Now that Hero has a visual cluster view they’re starting to feel a little more aware about what’s happening around them. But, let’s be honest, they’re still woefully underinformed.
They know they need this thing called 'observability’... but getting started is overwhelming!
First, observability data (also called telemetry data
, or just telemetry
) needs to be generated, exposed, and, ideally, correlated with other data in the system. It also might be filtered or transformed at this step. The observability data gets collected, and maybe filtered and/or transformed here too. Then the data gets stored, and Hero has so many questions. Is the data stored stored in a distributed way, across the cluster, or is it centralized? Is it stored short term? Long-term? How does Hero keep storage costs down when their large and complex system generates a TREMENDOUS amount of data? And then, once Hero designs their storage solution, the reward is that Hero can implement tools that query and visualize the data, and trigger alerting!
“Alerting!” Hero thinks. “Some reward that is.”
Kidding aside, Hero knows that besides being able to find and fix problems quickly, observability unlocks advanced functionality like performance improvements, cost optimization, understanding app behavior, and even advanced deployment techniques. Heck yeah.
No matter what choices Hero makes as they design their observability solution, when so many tools work with this data, standardization is key.
Standardization is how many tools can work together, making observability solutions tool-agnostic. Standardization is also how system data can be correlated with other data in the system, resulting in a holistic view for Hero.
This all feels so far away! Pie-in-the-sky. But Hero knows that the first step toward their final goal of understanding system behavior is standardization.
…but wait. Right out of the gate, there seem to be TWO standards for how to collect and express observability data, Prometheus for metrics and OpenTelemetry for everything (including metrics). What the what? What are these two technologies, exactly? Do the two technologies work together? Does Hero need both, or does Hero need to choose?
OpenTelemetry was founded on the idea that telemetry data should be a built-in part of all software. It is a model for how to translate system events into useful data for observability. But what makes observability data useful? Useful telemetry data has two qualities. First, it is highly correlated with other data in the system. Second, it is the result of ubiquitous standardization. So how does OpenTelemetry achieve this?

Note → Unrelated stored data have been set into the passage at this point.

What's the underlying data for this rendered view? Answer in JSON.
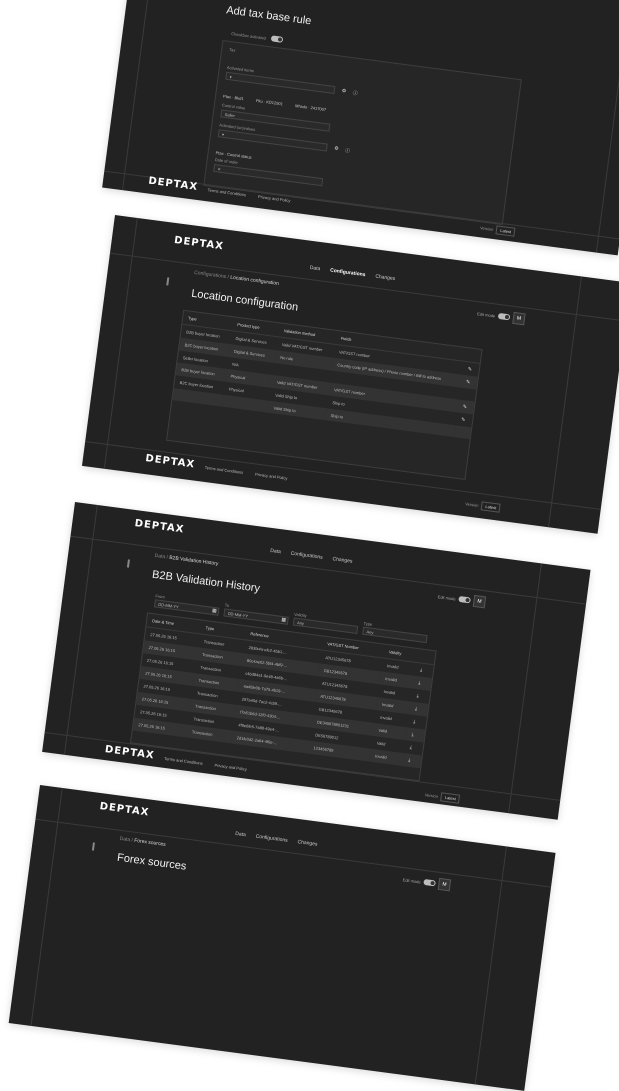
{
  "brand": {
    "logo_text": "DEPTAX"
  },
  "nav": {
    "data": "Data",
    "configurations": "Configurations",
    "changes": "Changes"
  },
  "common": {
    "edit_mode": "Edit mode",
    "avatar": "M",
    "terms": "Terms and Conditions",
    "privacy": "Privacy and Policy",
    "version_label": "Version",
    "version_value": "Latest"
  },
  "tax_rule": {
    "title": "Add tax base rule",
    "checkbox_label": "Checkbox activated",
    "tax_label": "Tax",
    "activated_items_label": "Activated items",
    "chips": [
      "Ptax · Bkd1",
      "Pku · KD12501",
      "Mhsdo · 2417007"
    ],
    "control_label": "Control value",
    "control_value": "Seller",
    "activated_values_label": "Activated (un)values",
    "chips2": [
      "Ptax · Control status"
    ],
    "date_label": "Date of order"
  },
  "location": {
    "breadcrumb_root": "Configurations",
    "breadcrumb_current": "Location configuration",
    "title": "Location configuration",
    "columns": [
      "Type",
      "Product type",
      "Validation method",
      "Fields"
    ],
    "rows": [
      [
        "B2B buyer location",
        "Digital & Services",
        "Valid VAT/GST number",
        "VAT/GST number"
      ],
      [
        "B2C buyer location",
        "Digital & Services",
        "No rule",
        "Country code (IP address) / Phone number / Bill to address"
      ],
      [
        "Seller location",
        "N/A",
        "",
        ""
      ],
      [
        "B2B buyer location",
        "Physical",
        "Valid VAT/GST number",
        "VAT/GST number"
      ],
      [
        "B2C buyer location",
        "Physical",
        "Valid Ship to",
        "Ship to"
      ],
      [
        "",
        "",
        "Valid Ship to",
        "Ship to"
      ]
    ]
  },
  "b2b": {
    "breadcrumb_root": "Data",
    "breadcrumb_current": "B2B Validation History",
    "title": "B2B Validation History",
    "filters": {
      "from_label": "From",
      "from_value": "DD-MM-YY",
      "to_label": "To",
      "to_value": "DD-MM-YY",
      "validity_label": "Validity",
      "validity_value": "Any",
      "type_label": "Type",
      "type_value": "Any"
    },
    "columns": [
      "Date & Time",
      "Type",
      "Reference",
      "VAT/GST Number",
      "Validity"
    ],
    "rows": [
      [
        "27.05.26 16:15",
        "Transaction",
        "283fa4a-efe2-4bb1-...",
        "ATU12345678",
        "Invalid"
      ],
      [
        "27.05.26 16:15",
        "Transaction",
        "80c4ae02-5bf4-4bf9-...",
        "GB12345678",
        "Invalid"
      ],
      [
        "27.05.26 16:15",
        "Transaction",
        "c4bd84a1-9e48-4a6b-...",
        "ATU12345678",
        "Invalid"
      ],
      [
        "27.05.26 16:15",
        "Transaction",
        "4a45fe0b-7a75-4b19-...",
        "ATU12345678",
        "Invalid"
      ],
      [
        "27.05.26 16:15",
        "Transaction",
        "297a45d-7ac2-4cb9-...",
        "GB12345678",
        "Invalid"
      ],
      [
        "27.05.26 16:15",
        "Transaction",
        "f7a51b6d-12f0-4304-...",
        "DE345678901231",
        "Valid"
      ],
      [
        "27.05.26 16:15",
        "Transaction",
        "4f9e6fe5-7a88-49e4-...",
        "DE56789012",
        "Valid"
      ],
      [
        "27.05.26 16:15",
        "Transaction",
        "2d1fe0d2-2a64-4f0e-...",
        "123456789",
        "Invalid"
      ]
    ]
  },
  "forex": {
    "breadcrumb_root": "Data",
    "breadcrumb_current": "Forex sources",
    "title": "Forex sources"
  }
}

Practically, OpenTelemetry is three things:
-
OpenTelemetry is a specification. The OpenTelemetry specification describes the cross-language requirements and expectations for all OpenTelemetry implementations. It is a collection of more than one hundred markdown documents that define every aspect you can imagine regarding an observability system.
-
OpenTelemetry is a standard. This basically means that it is widely adopted across the industry, enabling interoperability between observability implementations.
-
OpenTelemetry is a suite of software. This includes language-specific APIs that standardize how developers translate code-level events into observability signals, SDKs that listen to those APIs and add context such as simultaneous events, whether the data is part of a larger transaction, and additional metadata (standardized, of course). This also includes the OpenTelemetry Collector reference implementation, which we’ll discuss later in the ‘Data Pipelines’ episode
Prometheus is the industry standard for collecting, processing, and storing time-series metrics. Metrics measure events over time, and, at a minimum, they consist of a numerical value, a label, and a time stamp.

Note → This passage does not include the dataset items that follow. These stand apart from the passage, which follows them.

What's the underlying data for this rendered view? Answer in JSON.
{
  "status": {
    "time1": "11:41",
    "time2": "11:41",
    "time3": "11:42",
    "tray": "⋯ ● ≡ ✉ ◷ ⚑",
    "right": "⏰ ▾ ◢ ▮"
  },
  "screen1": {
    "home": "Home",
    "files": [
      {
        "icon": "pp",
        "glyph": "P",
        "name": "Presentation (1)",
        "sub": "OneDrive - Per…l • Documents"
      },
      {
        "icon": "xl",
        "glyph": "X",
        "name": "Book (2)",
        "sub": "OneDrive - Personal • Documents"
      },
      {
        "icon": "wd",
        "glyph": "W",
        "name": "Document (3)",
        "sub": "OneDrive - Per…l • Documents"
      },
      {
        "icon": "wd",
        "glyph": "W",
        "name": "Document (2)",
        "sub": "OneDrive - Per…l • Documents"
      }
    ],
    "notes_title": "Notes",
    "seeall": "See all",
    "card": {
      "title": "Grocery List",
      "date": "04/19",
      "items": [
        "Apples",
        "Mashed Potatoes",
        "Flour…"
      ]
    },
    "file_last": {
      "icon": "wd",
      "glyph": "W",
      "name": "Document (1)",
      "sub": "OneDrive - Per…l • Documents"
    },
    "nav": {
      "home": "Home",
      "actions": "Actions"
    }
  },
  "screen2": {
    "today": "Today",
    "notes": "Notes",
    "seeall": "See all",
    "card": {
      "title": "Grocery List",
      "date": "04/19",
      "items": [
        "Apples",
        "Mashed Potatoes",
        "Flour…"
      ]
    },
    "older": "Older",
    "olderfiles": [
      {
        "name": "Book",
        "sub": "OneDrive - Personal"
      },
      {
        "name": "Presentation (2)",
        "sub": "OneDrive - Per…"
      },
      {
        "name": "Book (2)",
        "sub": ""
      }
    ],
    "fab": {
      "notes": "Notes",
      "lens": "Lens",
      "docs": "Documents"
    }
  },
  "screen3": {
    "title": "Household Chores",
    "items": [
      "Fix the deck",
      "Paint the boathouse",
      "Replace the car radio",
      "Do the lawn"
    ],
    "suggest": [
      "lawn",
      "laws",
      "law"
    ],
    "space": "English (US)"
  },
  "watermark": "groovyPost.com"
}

Prometheus metrics have a standardized format, and Prometheus metrics can be generated in three ways:
-
Many technologies generate Prometheus metrics out-of-the-box.
-
For home-grown apps, developers can use Prometheus client libraries to directly instrument application code to generate Prometheus metrics.
-
If you want metrics that aren't auto-generated, there is almost certainly an exporter you can install/use to generate (aka
export
) whatever particular Prometheus metrics you want from various systems--databases, hardware, software, APIs, EVERYTHING. There are hundreds of exporters mentioned in the Prometheus documentation.
Three examples of exporters include Kepler*, which exports metrics about Kubernetes’ energy consumption, OpenCost*, which exports metrics pertaining to the cost of your Kubernetes clusters, and Kube State Metrics (KSM), which captures the actual state of Kubernetes vs the desired state of Kubernetes over time.
*We’ll cover these technologies in upcoming You Choose episodes!
There doesn’t have to be a choice here, and you will likely use aspects of each tool in your observability solution. Prometheus metrics & OpenTelemetry metrics work together. OpenTelemetry understands Prometheus metrics, and, as of September 2024, the next release of Prometheus will start using OpenTelemetry SDKs.